Let $X_1,\ldots,X_n$ be a sequence of independent and identically distributed random variables, with joint probability measure $\mu^{(n)}$. Let $f_n:\mathbb{R}^n \to \mathbb{R}$ and $g_n:\mathbb{R}^n \to \mathbb{R}$ be two sequences of measruable maps, such that the random variables $$ Y_n=f_n(X_1,\ldots,X_n), \quad Z_n=g_n(X_1,\ldots,X_n). $$ have absolutely continuous distributions. Clearly, $Y_n$ and $Z_n$ may be dependent.
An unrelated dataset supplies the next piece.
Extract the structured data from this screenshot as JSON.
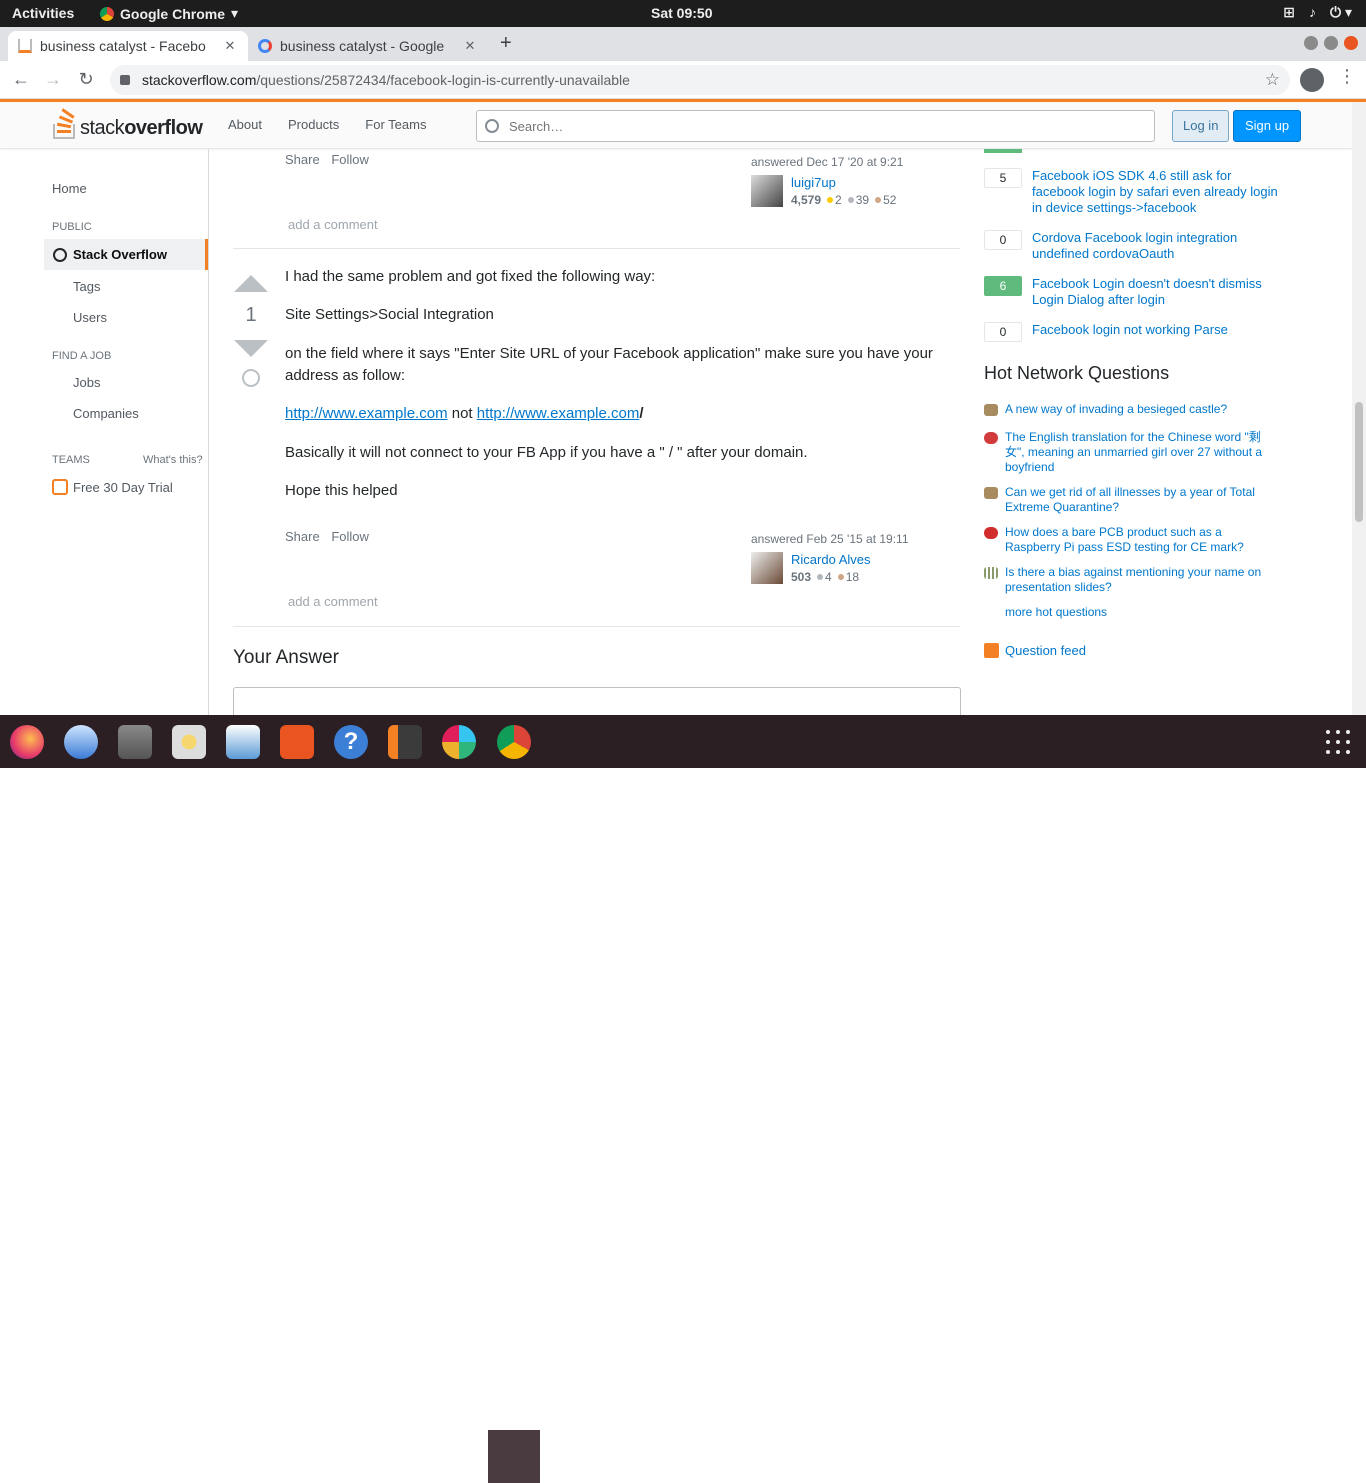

Also, define $Z_n'=Z_n1(Z_n \in B_n)$, where $1(Z_n \in B_n)$ equals one if $Z_n$ lies in $B_n$, a measurable set, and zero otherwise.
Question: Is it true that, given a sequence of measurable sets $E_n$, $$ \lim_{n \to \infty} \sup_{s \in B_n}P(Y_n -s\in E_n)=0 \implies \lim_{n \to \infty}P(Y_n-Z_n'\in E_n) =0 $$ or in order this to be true we need further conditions?
My preliminary remarks: We have that $$ P(Y_n-Z_n'\in E_n)=\int_{B_n}P(Y_n -s \in E_n|Z_n=s)d\mu^{(n)}\circ g_n^{-1}(s)\\ \leq \sup_{s\in B_n}P(Y_n -s \in E_n|Z_n=s) $$ so I was wondering whether there are conditions under which $P(Y_n -s \in \cdot|Z_n=s)$ is absolutely continuous with respect to $P(Y_n-s \in \cdot)$ and such that this "dominance" relation is preserved at the limit.
Additional comments: I'm wondering about the need of additional conditions because, as far as I can understand, in general $P(Y_n-s\in E_n)=0$ only entails that $P(Y_n -s \in \cdot|Z_n=z)=0$ for almost every $z$ (i.e. on a set of $z$'s having probability one with respect to the law of $Z_n$), but $z=s$ needs not be in such a set. Also I'm trying to figure out an answer which could work as well in the cases where $Y_n$ and $Z_n$ are random vectors of dimensions increasing with $n$, so I'd look for arguments not relying on the dimensionality. Also, I would avoid the cases where $B_n$ is chosen such that $P(Z_n\in B_n)=0$, or the cases where $Z_n$ is a trivial transformation of $Y_n$, e.g. $Z_n=-Y_n$. Moreover, I'm wondering whether an argument through conditional probabilities is unnecessary complicated and there's a more direct way of reasoning, maybe by contradiction.